CVCの立場でも、相手に寄り添いながら自社の強みをどう活かすかを柔軟に考えられるようになったのは、大きな変化だと感じています。
本山:「課題を掘り起こすとはどういうことか」を、本質的に理解できたのは移籍経験があったからです。今も新規事業を進める際には、「お客様や現場のどんな”不”を解消したいのか」「その”不”はなぜ生まれているのか」といった問いを持って取り組んでいます。
また、いろんな業界の第一線で活躍されているトップランナーの方々や意欲の高いメンバーと一緒に働く中で、社会課題を本気で何とかしたいという信念や、そしてそれに紐づく言葉の力を持っている人たちにたくさん出会いました。
そんな中で「自分はどうなのか」と、思いの強さに引け目を感じることもあって。だからこそ「こういう人たちと胸を張って話せる自分でありたい」という思いが今も強くありますし、思いの強さを大事にしています。
岡村:SUNDREDで実証事業の立ち上げに関わったことで、仮説を立てて動く、走りながら試していく、軌道修正しながら進めるというやり方が、自分の中に染みついた感じがあります。制度づくりや地域連携を進める中でも、そうしたスタンスが、今の自分の基本になってると思います。
【まとめ】組織変革の起点は「個の越境」にある

3人の話から共通して見えてきたのは、ベンチャーという“異質な環境”が強烈な自己変容をもたらし、その結果として、組織への新たな貢献が生まれているということ。「越境は一時的な体験ではなく、戻ってからが本番」。その言葉を、実感として語る3人の姿は、これからの企業変革において“個の越境”が果たす役割の大きさを物語っていました。

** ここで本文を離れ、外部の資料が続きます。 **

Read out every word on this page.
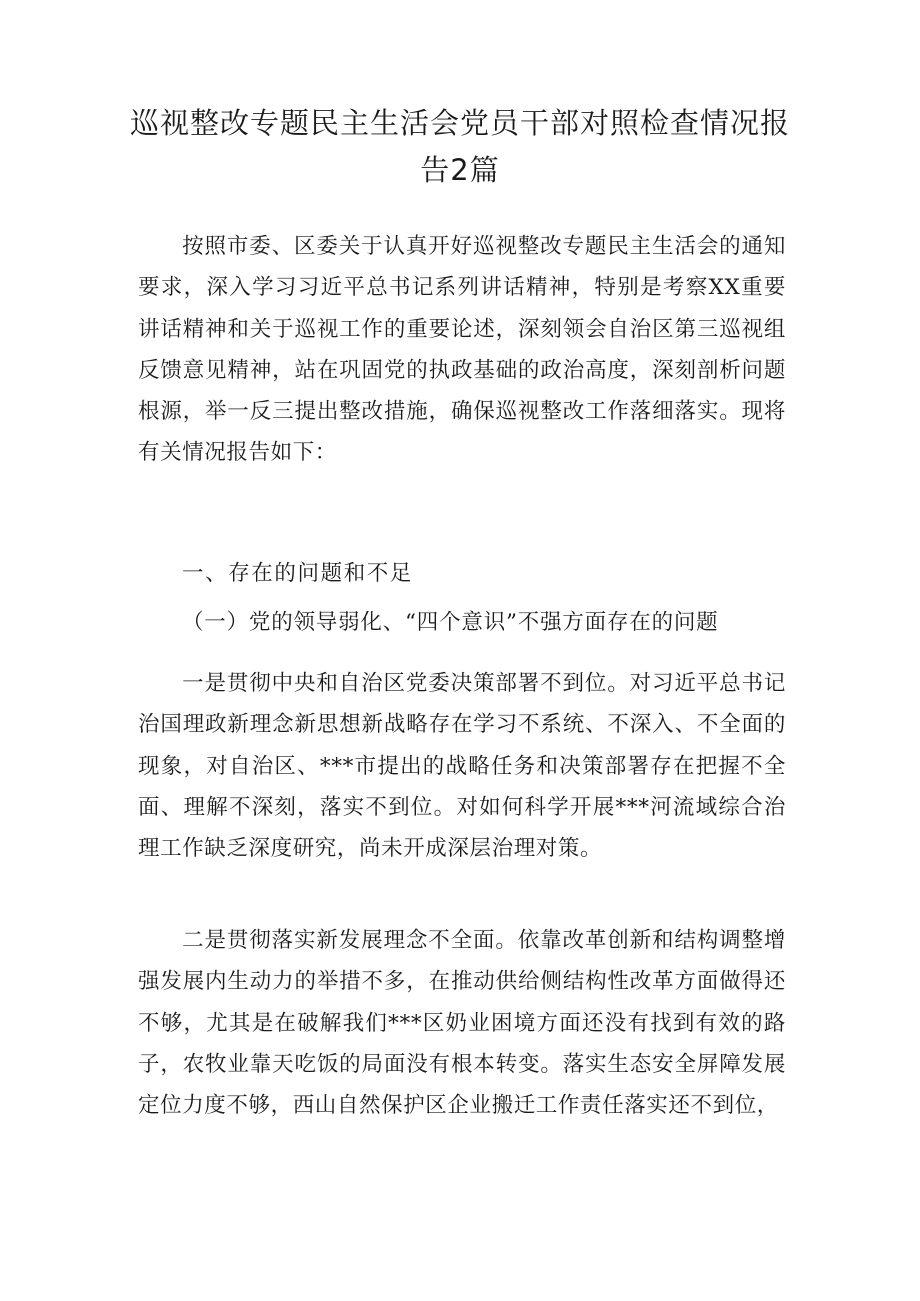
巡视整改专题民主生活会党员干部对照检查情况报告2篇
按照市委、区委关于认真开好巡视整改专题民主生活会的通知要求，深入学习习近平总书记系列讲话精神，特别是考察XX重要讲话精神和关于巡视工作的重要论述，深刻领会自治区第三巡视组反馈意见精神，站在巩固党的执政基础的政治高度，深刻剖析问题根源，举一反三提出整改措施，确保巡视整改工作落细落实。现将有关情况报告如下：
一、存在的问题和不足
（一）党的领导弱化、“四个意识”不强方面存在的问题
一是贯彻中央和自治区党委决策部署不到位。对习近平总书记治国理政新理念新思想新战略存在学习不系统、不深入、不全面的现象，对自治区、***市提出的战略任务和决策部署存在把握不全面、理解不深刻，落实不到位。对如何科学开展***河流域综合治理工作缺乏深度研究，尚未开成深层治理对策。
二是贯彻落实新发展理念不全面。依靠改革创新和结构调整增强发展内生动力的举措不多，在推动供给侧结构性改革方面做得还不够，尤其是在破解我们***区奶业困境方面还没有找到有效的路子，农牧业靠天吃饭的局面没有根本转变。落实生态安全屏障发展定位力度不够，西山自然保护区企业搬迁工作责任落实还不到位，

当日の会場では、参加者が登壇者の言葉に真剣に耳を傾け、メモを取りながら聴き入っていました。終了後も会場の熱は冷めることなく、あちこちで対話が広がっていく様子が見られました。こうした“リアルな場”こそが、変化を志す個人と組織をつなぎ、次の一歩を踏み出すエネルギー源になるのかもしれません。
QUINTBRIDGEで語られた越境者たちの言葉が、新たな越境の物語を生む起点となることを期待したいと思います。